Mehr Firmen betroffen "Versorgung mit Holz bleibt ein großes Problem"

Steigende Preise, späte Lieferungen, zu wenig Baustoffe: Nicht nur der Mangel an Holz stellt die deutsche Baubranche laut Ifo-Institut derzeit vor Probleme.
Baustelle: Nicht nur Holz ist derzeit Mangelware in der Bauindustrie

Baustelle: Nicht nur Holz ist derzeit Mangelware in der Bauindustrie

Foto: imago images / Westend61

Deutschlands Bauunternehmen leiden immer stärker unter Materialmangel und steigenden Einkaufspreisen: In Umfragen des Ifo-Instituts in München berichteten 95,2 Prozent der Befragten im Juni von steigenden Einkaufspreisen in den vorangegangen drei Monaten. "Die Probleme sind vielfältig und haben sich gegenüber dem Vormonat nochmals verschärft", erklärte Felix Leiss vom Ifo-Institut am Donnerstag.
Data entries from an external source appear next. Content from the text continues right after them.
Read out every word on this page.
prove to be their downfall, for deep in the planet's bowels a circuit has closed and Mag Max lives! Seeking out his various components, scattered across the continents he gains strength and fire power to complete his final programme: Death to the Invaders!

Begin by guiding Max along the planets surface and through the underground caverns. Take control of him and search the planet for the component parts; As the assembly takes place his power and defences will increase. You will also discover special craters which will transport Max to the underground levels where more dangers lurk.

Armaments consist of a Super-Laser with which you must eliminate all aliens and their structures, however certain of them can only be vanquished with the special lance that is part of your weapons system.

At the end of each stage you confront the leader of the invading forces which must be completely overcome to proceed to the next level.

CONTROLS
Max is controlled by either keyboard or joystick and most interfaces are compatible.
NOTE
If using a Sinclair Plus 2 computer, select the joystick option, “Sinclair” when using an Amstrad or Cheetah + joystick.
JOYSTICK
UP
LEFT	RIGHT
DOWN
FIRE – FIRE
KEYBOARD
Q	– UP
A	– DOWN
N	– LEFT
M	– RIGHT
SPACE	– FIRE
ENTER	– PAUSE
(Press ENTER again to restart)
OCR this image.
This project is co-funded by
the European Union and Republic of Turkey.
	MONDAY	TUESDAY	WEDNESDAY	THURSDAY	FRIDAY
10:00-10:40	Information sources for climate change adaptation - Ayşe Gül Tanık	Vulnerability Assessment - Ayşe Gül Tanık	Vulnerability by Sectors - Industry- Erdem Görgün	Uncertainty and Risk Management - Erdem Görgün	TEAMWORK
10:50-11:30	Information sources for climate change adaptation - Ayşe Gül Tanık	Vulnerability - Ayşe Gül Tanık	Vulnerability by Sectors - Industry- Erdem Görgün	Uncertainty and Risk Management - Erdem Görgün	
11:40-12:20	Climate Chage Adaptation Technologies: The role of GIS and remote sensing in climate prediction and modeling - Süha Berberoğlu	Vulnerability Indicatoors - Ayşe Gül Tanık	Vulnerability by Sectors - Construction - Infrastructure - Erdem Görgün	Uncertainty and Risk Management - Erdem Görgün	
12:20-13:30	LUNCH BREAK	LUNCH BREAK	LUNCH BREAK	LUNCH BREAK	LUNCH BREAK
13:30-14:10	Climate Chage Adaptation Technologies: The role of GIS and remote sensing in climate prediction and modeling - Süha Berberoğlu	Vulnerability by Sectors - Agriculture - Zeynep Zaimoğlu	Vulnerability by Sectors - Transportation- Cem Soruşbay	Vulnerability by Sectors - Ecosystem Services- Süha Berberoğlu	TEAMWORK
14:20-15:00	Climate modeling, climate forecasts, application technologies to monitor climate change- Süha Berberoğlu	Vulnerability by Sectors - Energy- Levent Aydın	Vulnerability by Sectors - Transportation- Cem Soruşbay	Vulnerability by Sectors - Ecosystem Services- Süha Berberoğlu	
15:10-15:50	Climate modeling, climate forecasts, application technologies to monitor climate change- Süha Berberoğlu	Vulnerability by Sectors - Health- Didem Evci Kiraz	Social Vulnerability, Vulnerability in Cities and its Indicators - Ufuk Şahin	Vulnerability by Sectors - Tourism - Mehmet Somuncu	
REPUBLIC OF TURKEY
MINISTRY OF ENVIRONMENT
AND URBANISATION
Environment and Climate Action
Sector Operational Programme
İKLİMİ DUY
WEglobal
Im Hochbau meldeten demnach 50,4 Prozent der Betriebe Beeinträchtigungen durch Lieferverzögerungen. Im Mai waren es 43,9 Prozent gewesen und im April 23,9 Prozent. Im Tiefbau berichteten im Juni 40,5 Prozent der Befragten von Problemen bei der Beschaffung. Auch das ist laut Ifo ein spürbarer Anstieg gegenüber dem Vormonat, als es 33,5 Prozent waren. Im März sei im Tiefbau mit 2,9 Prozent kaum von Lieferproblemen die Rede gewesen.

"Die Versorgung mit Schnittholz ist immer noch ein großes Problem auf den deutschen Baustellen. Aber auch erdölbasierte Baustoffe sind knapp", erklärte Leiss. "So fehlt es vielerorts an synthetischen Dämmmaterialien, Kanalgrundrohren und anderen Kunststoffteilen." Dazu kämen die Lieferprobleme und Preissteigerungen beim Stahl.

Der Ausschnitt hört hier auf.